There is apparently a very simple workaround. The spawn-persistent-vat function admits on optional parameter #:persist-on; if this is changed from the default 'churn to something else, then the vat changes are not stored at each churn. In effect, the vat is only stored once in the beginning, and keeps an empty client list forever. This is actually exactly what we need, an empty client list at each restart of the server. So we end up with the following server.scm:

(use-modules (srfi srfi-1)
             (srfi srfi-26)
             (goblins)
             (goblins actor-lib cell)
             (goblins actor-lib joiners)
             (goblins actor-lib methods)
             (goblins ocapn ids)
             (goblins ocapn captp)
             (goblins ocapn netlayer tcp-tls)
             (goblins persistence-store syrup)
             (goblins vat))

(define persistence-vat (spawn-vat))
(define persistence-registry
  (with-vat persistence-vat
    (spawn ^persistence-registry)))

(define-values (net capn)
  (spawn-persistent-vat
    (make-persistence-env #:extends (list captp-env tcp-tls-netlayer-env))
    (lambda ()
      (spawn-mycapn (spawn ^tcp-tls-netlayer "localhost")))
    (make-syrup-store "ocapn.syrup")
    #:persistence-registry persistence-registry))

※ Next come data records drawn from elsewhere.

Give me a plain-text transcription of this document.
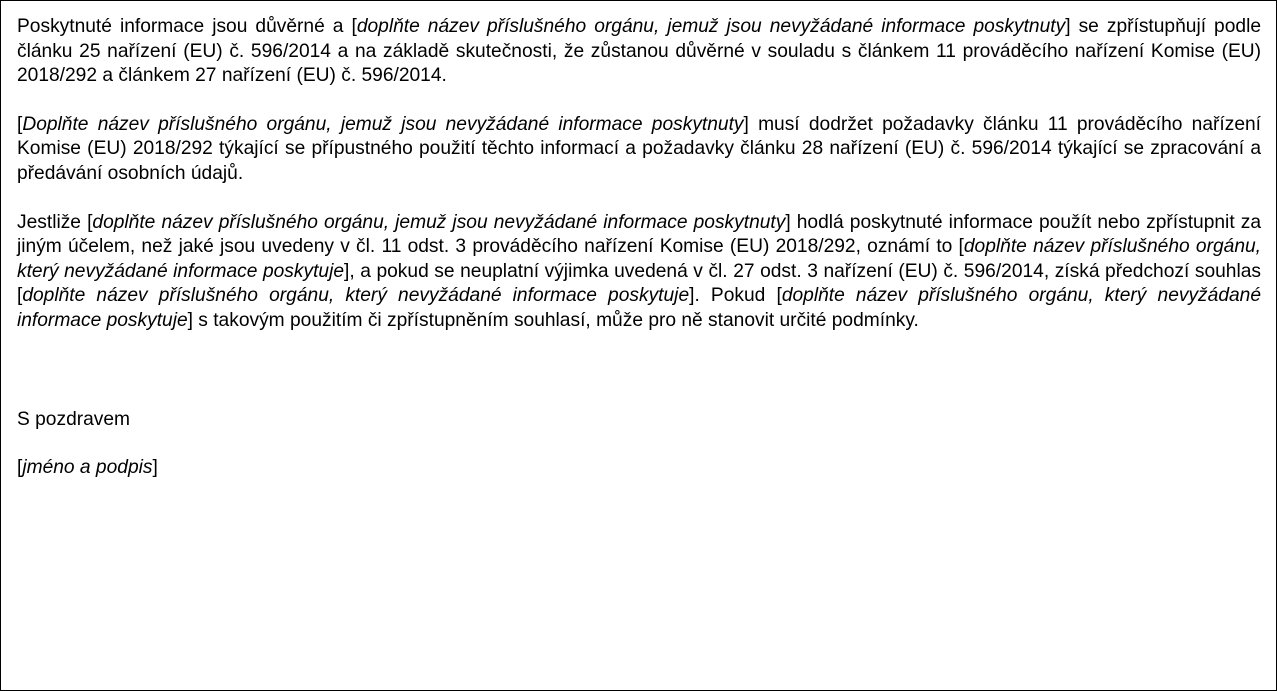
Poskytnuté informace jsou důvěrné a [doplňte název příslušného orgánu, jemuž jsou nevyžádané informace poskytnuty] se zpřístupňují podle článku 25 nařízení (EU) č. 596/2014 a na základě skutečnosti, že zůstanou důvěrné v souladu s článkem 11 prováděcího nařízení Komise (EU) 2018/292 a článkem 27 nařízení (EU) č. 596/2014.

[Doplňte název příslušného orgánu, jemuž jsou nevyžádané informace poskytnuty] musí dodržet požadavky článku 11 prováděcího nařízení Komise (EU) 2018/292 týkající se přípustného použití těchto informací a požadavky článku 28 nařízení (EU) č. 596/2014 týkající se zpracování a předávání osobních údajů.

Jestliže [doplňte název příslušného orgánu, jemuž jsou nevyžádané informace poskytnuty] hodlá poskytnuté informace použít nebo zpřístupnit za jiným účelem, než jaké jsou uvedeny v čl. 11 odst. 3 prováděcího nařízení Komise (EU) 2018/292, oznámí to [doplňte název příslušného orgánu, který nevyžádané informace poskytuje], a pokud se neuplatní výjimka uvedená v čl. 27 odst. 3 nařízení (EU) č. 596/2014, získá předchozí souhlas [doplňte název příslušného orgánu, který nevyžádané informace poskytuje]. Pokud [doplňte název příslušného orgánu, který nevyžádané informace poskytuje] s takovým použitím či zpřístupněním souhlasí, může pro ně stanovit určité podmínky.

S pozdravem

[jméno a podpis]
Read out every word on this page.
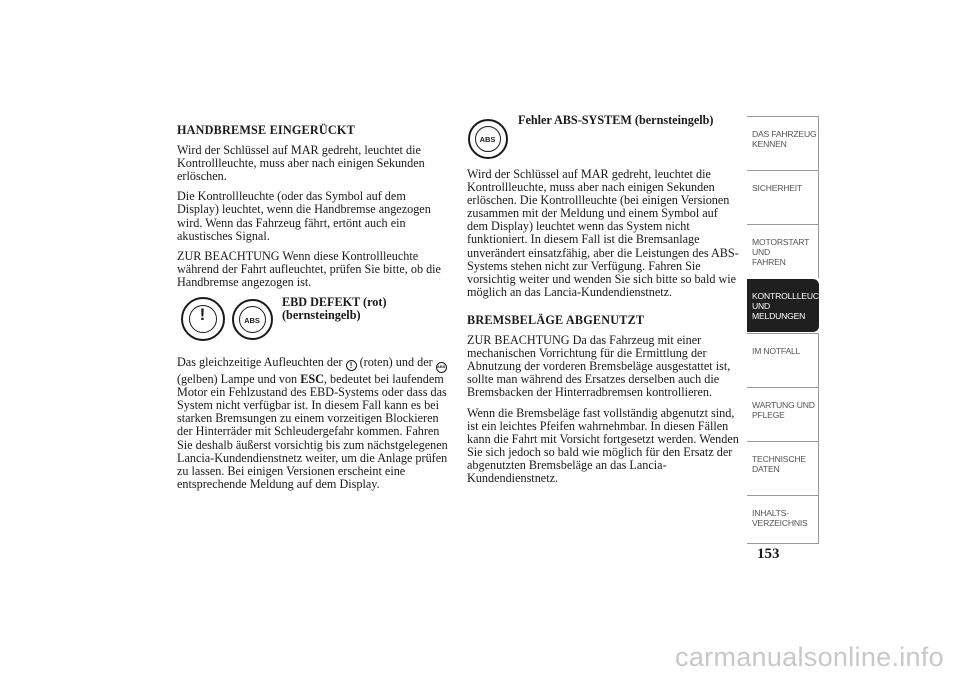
HANDBREMSE EINGERÜCKT

Wird der Schlüssel auf MAR gedreht, leuchtet die Kontrollleuchte, muss aber nach einigen Sekunden erlöschen.

Die Kontrollleuchte (oder das Symbol auf dem Display) leuchtet, wenn die Handbremse angezogen wird. Wenn das Fahrzeug fährt, ertönt auch ein akustisches Signal.

ZUR BEACHTUNG Wenn diese Kontrollleuchte während der Fahrt aufleuchtet, prüfen Sie bitte, ob die Handbremse angezogen ist.

!	ABS
EBD DEFEKT (rot)
(bernsteingelb)

Das gleichzeitige Aufleuchten der ! (roten) und der ABS (gelben) Lampe und von ESC, bedeutet bei laufendem Motor ein Fehlzustand des EBD-Systems oder dass das System nicht verfügbar ist. In diesem Fall kann es bei starken Bremsungen zu einem vorzeitigen Blockieren der Hinterräder mit Schleudergefahr kommen. Fahren Sie deshalb äußerst vorsichtig bis zum nächstgelegenen Lancia-Kundendienstnetz weiter, um die Anlage prüfen zu lassen. Bei einigen Versionen erscheint eine entsprechende Meldung auf dem Display.

ABS
Fehler ABS-SYSTEM (bernsteingelb)

Wird der Schlüssel auf MAR gedreht, leuchtet die Kontrollleuchte, muss aber nach einigen Sekunden erlöschen. Die Kontrollleuchte (bei einigen Versionen zusammen mit der Meldung und einem Symbol auf dem Display) leuchtet wenn das System nicht funktioniert. In diesem Fall ist die Bremsanlage unverändert einsatzfähig, aber die Leistungen des ABS-Systems stehen nicht zur Verfügung. Fahren Sie vorsichtig weiter und wenden Sie sich bitte so bald wie möglich an das Lancia-Kundendienstnetz.

BREMSBELÄGE ABGENUTZT

ZUR BEACHTUNG Da das Fahrzeug mit einer mechanischen Vorrichtung für die Ermittlung der Abnutzung der vorderen Bremsbeläge ausgestattet ist, sollte man während des Ersatzes derselben auch die Bremsbacken der Hinterradbremsen kontrollieren.

Wenn die Bremsbeläge fast vollständig abgenutzt sind, ist ein leichtes Pfeifen wahrnehmbar. In diesen Fällen kann die Fahrt mit Vorsicht fortgesetzt werden. Wenden Sie sich jedoch so bald wie möglich für den Ersatz der abgenutzten Bremsbeläge an das Lancia-Kundendienstnetz.

DAS FAHRZEUG
KENNEN
SICHERHEIT
MOTORSTART UND
FAHREN
KONTROLLLEUCHTEN
UND MELDUNGEN
IM NOTFALL
WARTUNG UND
PFLEGE
TECHNISCHE
DATEN
INHALTS-
VERZEICHNIS
153
carmanualsonline.info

(define (print-id prefix id)
  (with-vat net
    (on id
      (lambda (sref)
        (format #t "~a ~a\n"
                   prefix (ocapn-id->string sref))))))

(define-actor (^registry bcom clients)
  (lambda (client name)
    ($ clients (cons client ($ clients)))
    (format #t "Registered ~a\n" name)))

(define-values (vat clients registry)
  (spawn-persistent-vat
    (make-persistence-env
      (list (list '((registry) ^registry) ^registry))
      #:extends cell-env)
    (lambda ()
      (let ((clients (spawn ^cell '())))
        (values
          clients
          (spawn ^registry clients))))
    (make-syrup-store "registry.syrup")
    #:persist-on #f
    #:persistence-registry persistence-registry))

(let ((id (with-vat net ($ capn 'register registry 'tcp-tls))))
  (print-id "Server ID" id))

(while (not (eq? (length (with-vat vat ($ clients))) 2))
       (sleep 1))

(define v '(1 2 3 4 5))
(with-vat vat
  (while (< (length ($ clients)) (length v))
     (let ((c ($ clients)))
       ($ clients (append c c)))))
(with-vat vat
  (on (all-of* (map (cut <- <> 'square <>) ($ clients) v))
      (lambda (res)
        (format #t "~a\n" (sqrt (fold + 0 res)))
        (map (cut <- <> 'finish) (delete-duplicates ($ clients))))))

(sleep 10)

It may be prudent now to remove all .syrup files from previous failed attempts. Running a server and two client scripts computes the desired result as before. But now one notices that upon restarting the server script, it prints the exact same ocapn ID as before. So the clients can also be restarted with the exact same commands, and no more copy-pasting is needed.